CHICAGO | Activists representing the industrial neighborhoods that comprise the city's Southeast Side are trying to persuade Mayor Rahm Emanuel to back their interests in opposition to a pair of plants that wish to locate within the 10th Ward.
Those activists don't like the idea of a coal-to-natural gas plant that Leucadia National Corp. wants to build at 116th Street and Avenue O. They also are opposed to a cement plant to be built by Ozinga and Universal Cement Co. at 117th Street and Torrence Avenue.
To that end, the activists on Thursday put together what they were calling "video petitions," giving people a chance to have their pictures taken holding up signs with slogans such as, "Mayor Emanuel, I have the right to clean, healthy jobs" and "I want to breathe clean air."
Ari Rubinstein, an activist with the Sierra Club who has been working with Southeast Side neighborhood activists, said the group hopes to get about 150 people to participate in their project, with the results eventually sent to Emanuel, whose aides on Thursday declined to comment about the issue.
"These are the faces of the people in the community that we want him to see," Rubinstein said. "We want to ask the mayor to stand up with us."
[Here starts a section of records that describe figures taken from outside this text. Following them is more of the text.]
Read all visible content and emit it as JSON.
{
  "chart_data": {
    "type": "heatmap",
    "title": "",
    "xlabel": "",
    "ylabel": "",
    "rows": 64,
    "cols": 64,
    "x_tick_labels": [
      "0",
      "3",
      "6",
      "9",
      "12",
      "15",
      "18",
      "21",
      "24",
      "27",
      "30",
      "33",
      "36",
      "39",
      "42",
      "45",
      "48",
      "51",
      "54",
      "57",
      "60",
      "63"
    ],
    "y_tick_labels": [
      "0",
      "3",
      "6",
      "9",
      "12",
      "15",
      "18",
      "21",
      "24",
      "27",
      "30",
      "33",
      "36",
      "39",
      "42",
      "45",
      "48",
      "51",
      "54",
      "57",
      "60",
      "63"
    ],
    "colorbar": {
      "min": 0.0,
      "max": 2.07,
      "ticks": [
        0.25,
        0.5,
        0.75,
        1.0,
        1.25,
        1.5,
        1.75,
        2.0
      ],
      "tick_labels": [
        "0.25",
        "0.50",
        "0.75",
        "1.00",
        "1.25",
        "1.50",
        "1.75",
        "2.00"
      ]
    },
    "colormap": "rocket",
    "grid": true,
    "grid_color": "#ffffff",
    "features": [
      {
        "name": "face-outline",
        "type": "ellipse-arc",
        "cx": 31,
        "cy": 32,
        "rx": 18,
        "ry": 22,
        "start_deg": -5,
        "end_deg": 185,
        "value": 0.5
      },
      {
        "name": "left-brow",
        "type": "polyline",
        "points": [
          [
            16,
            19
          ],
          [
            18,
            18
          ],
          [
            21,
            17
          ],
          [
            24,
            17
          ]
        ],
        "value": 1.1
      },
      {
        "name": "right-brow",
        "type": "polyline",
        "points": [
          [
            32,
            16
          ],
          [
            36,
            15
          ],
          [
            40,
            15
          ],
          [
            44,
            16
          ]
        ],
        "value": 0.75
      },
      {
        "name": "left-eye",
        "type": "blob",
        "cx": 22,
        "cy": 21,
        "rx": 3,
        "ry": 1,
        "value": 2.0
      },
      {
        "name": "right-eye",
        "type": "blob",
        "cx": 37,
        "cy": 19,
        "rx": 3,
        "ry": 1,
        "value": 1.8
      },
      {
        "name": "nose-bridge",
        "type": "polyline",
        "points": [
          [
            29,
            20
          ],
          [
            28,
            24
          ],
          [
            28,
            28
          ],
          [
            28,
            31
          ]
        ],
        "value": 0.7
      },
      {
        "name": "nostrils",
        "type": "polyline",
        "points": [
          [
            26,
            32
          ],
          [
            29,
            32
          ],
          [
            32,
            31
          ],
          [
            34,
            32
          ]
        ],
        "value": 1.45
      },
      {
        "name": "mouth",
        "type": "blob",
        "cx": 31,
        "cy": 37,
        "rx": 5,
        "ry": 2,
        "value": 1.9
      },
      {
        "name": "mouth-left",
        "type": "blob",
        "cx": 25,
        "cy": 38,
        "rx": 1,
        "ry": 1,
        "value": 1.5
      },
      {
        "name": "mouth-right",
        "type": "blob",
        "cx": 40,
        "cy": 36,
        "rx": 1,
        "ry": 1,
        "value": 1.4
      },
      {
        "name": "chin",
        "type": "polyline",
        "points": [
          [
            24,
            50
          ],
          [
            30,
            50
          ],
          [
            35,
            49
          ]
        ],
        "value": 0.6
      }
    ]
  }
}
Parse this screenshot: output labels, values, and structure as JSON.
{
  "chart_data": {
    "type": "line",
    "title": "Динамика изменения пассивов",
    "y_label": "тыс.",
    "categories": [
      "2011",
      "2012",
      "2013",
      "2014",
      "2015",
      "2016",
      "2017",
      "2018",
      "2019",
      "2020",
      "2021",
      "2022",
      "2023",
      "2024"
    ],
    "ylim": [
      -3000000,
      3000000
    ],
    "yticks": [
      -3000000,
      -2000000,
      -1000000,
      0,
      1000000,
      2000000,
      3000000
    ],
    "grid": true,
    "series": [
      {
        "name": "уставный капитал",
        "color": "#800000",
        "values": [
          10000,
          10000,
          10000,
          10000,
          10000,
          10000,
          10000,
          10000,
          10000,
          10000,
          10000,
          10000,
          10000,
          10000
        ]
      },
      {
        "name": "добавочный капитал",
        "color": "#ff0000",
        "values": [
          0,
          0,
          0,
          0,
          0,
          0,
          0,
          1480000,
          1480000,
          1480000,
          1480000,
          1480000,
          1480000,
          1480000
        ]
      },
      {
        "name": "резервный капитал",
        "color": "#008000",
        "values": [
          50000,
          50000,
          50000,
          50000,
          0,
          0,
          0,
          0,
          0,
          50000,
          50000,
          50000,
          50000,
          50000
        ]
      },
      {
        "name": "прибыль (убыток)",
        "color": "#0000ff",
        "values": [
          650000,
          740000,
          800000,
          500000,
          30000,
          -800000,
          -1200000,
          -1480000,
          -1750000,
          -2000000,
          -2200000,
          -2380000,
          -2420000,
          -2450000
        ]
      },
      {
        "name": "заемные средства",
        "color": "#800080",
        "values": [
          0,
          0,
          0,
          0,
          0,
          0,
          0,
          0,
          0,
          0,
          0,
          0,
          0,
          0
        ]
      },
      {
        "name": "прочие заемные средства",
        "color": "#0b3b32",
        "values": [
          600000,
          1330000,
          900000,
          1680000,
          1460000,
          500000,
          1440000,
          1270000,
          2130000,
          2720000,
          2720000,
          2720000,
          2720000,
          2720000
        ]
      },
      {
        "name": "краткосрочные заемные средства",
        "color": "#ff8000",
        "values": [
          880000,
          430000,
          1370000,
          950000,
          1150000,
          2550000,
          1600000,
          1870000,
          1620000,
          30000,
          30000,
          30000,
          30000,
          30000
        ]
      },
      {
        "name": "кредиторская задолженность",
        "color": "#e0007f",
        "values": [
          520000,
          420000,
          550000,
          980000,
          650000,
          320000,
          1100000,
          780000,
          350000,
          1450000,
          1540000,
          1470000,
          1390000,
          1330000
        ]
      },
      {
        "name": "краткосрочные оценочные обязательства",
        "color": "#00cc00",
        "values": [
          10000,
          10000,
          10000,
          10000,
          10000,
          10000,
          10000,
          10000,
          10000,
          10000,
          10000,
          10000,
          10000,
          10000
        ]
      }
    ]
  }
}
Pictures of people were collected during the day Thursday at The Zone, 11731 S. Avenue O, and in the evening at the East Side United Methodist Church, 11000 Ewing Ave. The Zone is a community center affiliated with the Methodist church that was chosen for its location across the street from the proposed site of the Leucadia coal-to-gas plant.
Cheryl Johnson, of the People for Community Recovery group, said she hopes activists can persuade city officials to support their opposition view to the plants, which have the support of 10th Ward Alderman John Pope, who cites the thousands of jobs that would be created as a result.
Aides to Pope on Thursday reiterated that 1,100 jobs would be created to construct the coal gasification plant alone, with hundreds more for the cement plant. "It's jobs, and it's clean," said one aldermanic aide.
But for Johnson, that is not good enough.
"Pollution has no boundaries," she said, explaining that pollutants emitted in the 10th Ward could spread throughout the city. "It behooves him to come up with an ordinance that would restrict this."
Meanwhile, Rosa Perea, of the South Chicago neighborhood-based Juan Diego Community Center, said she wants to change the perception of city officials who think the 10th Ward is purely industrial.
"I'm so sick and tired of people who think South Chicago is like a dumping site for the city," she said.